Advantages of TaqMan® chemistry
- Specific hybridization between probe and target is required to generate fluorescent signal
- Probes can be labeled with different, distinguishable reporter dyes, which allows amplification and detection of two distinct sequences in one reaction tube
- Post-PCR processing is eliminated, which reduces assay labor and material costs
Disadvantages of TaqMan® chemistry
The primary disadvantage is that the synthesis of different probes is required for different sequences.
SYBR® chemistry or other double-stranded DNA binding dyes
Small molecules that bind to double-stranded DNA can be divided into two classes:
- Minor-groove binders
Regardless of the binding method, there are two requirements for a DNA binding dye for real-time detection of PCR:
- Increased fluorescence when bound to double-stranded DNA
- No inhibition of PCR
We have developed conditions that permit the use of the SYBR® Green I dye in PCR with little PCR inhibition and increased sensitivity of detection compared to ethidium bromide. Additionally, we have newer SYBR® Green dyes that fluoresce more brightly and inhibit PCR less than the original SYBR® Green I.
How SYBR® dye chemistry works
SYBR® dye detects polymerase chain reaction (PCR) products by binding to double-stranded DNA formed during PCR. Here’s how it works:
- When SYBR® dye is added to a sample, it immediately binds to all double-stranded DNA present in the sample.
- During PCR, DNA polymerase amplifies the target sequence which creates the PCR products.
- SYBR® dye then binds to each new copy of double-stranded DNA.
- As the PCR progresses, more PCR product is created. SYBR® dye binds to all double-stranded DNA, so the result is an increase in fluorescence intensity proportioned to the amount of PCR product produced.
Advantages of SYBR® dye
- It can be used to monitor the amplification of any double-stranded DNA sequence.
- No probe is required, which can reduce assay setup and running costs, assuming that your PCR primers are well designed and your reaction is well characterized.
Disadvantage of SYBR® dye
The primary disadvantage is that it may generate false positive signals; i.e., because the SYBR® dye binds to any double-stranded DNA, it can also bind to nonspecific double-stranded DNA sequences. Therefore, it is extremely important to have well-designed primers that do not amplify non-target sequences, and that melt curve analysis be performed.

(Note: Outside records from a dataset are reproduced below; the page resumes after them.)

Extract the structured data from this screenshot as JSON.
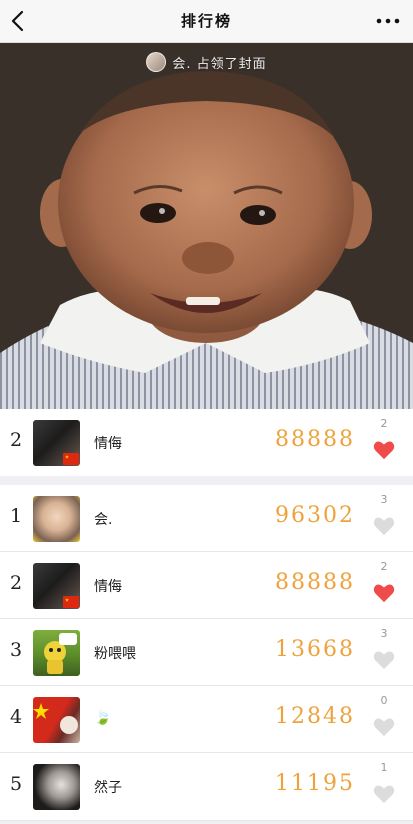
{
  "nav": {
    "title": "排行榜"
  },
  "cover": {
    "caption": "会. 占领了封面"
  },
  "my_row": {
    "rank": "2",
    "name": "情侮",
    "steps": "88888",
    "likes": "2",
    "liked": true
  },
  "rows": [
    {
      "rank": "1",
      "name": "会.",
      "steps": "96302",
      "likes": "3",
      "liked": false
    },
    {
      "rank": "2",
      "name": "情侮",
      "steps": "88888",
      "likes": "2",
      "liked": true
    },
    {
      "rank": "3",
      "name": "粉喂喂",
      "steps": "13668",
      "likes": "3",
      "liked": false
    },
    {
      "rank": "4",
      "name": "🍃",
      "steps": "12848",
      "likes": "0",
      "liked": false
    },
    {
      "rank": "5",
      "name": "然子",
      "steps": "11195",
      "likes": "1",
      "liked": false
    }
  ],
  "colors": {
    "steps": "#eda33c",
    "heart_on": "#f04b4b",
    "heart_off": "#dcdcdc"
  }
}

Another aspect of using DNA binding dyes is that multiple dye molecules may bind to a single amplified DNA molecule. A consequence of multiple dye binding is that the amount of signal is dependent on the mass of double-stranded DNA produced in the reaction. Thus, if the amplification efficiencies are the same, amplification of a longer product will generate more signal than a shorter one. This is in contrast to the use of a fluorogenic probe, in which a single fluorophore is released from quenching for each amplified molecule synthesized, regardless of its length.
For Research Use Only. Not for human or animal therapeutic or diagnostic use.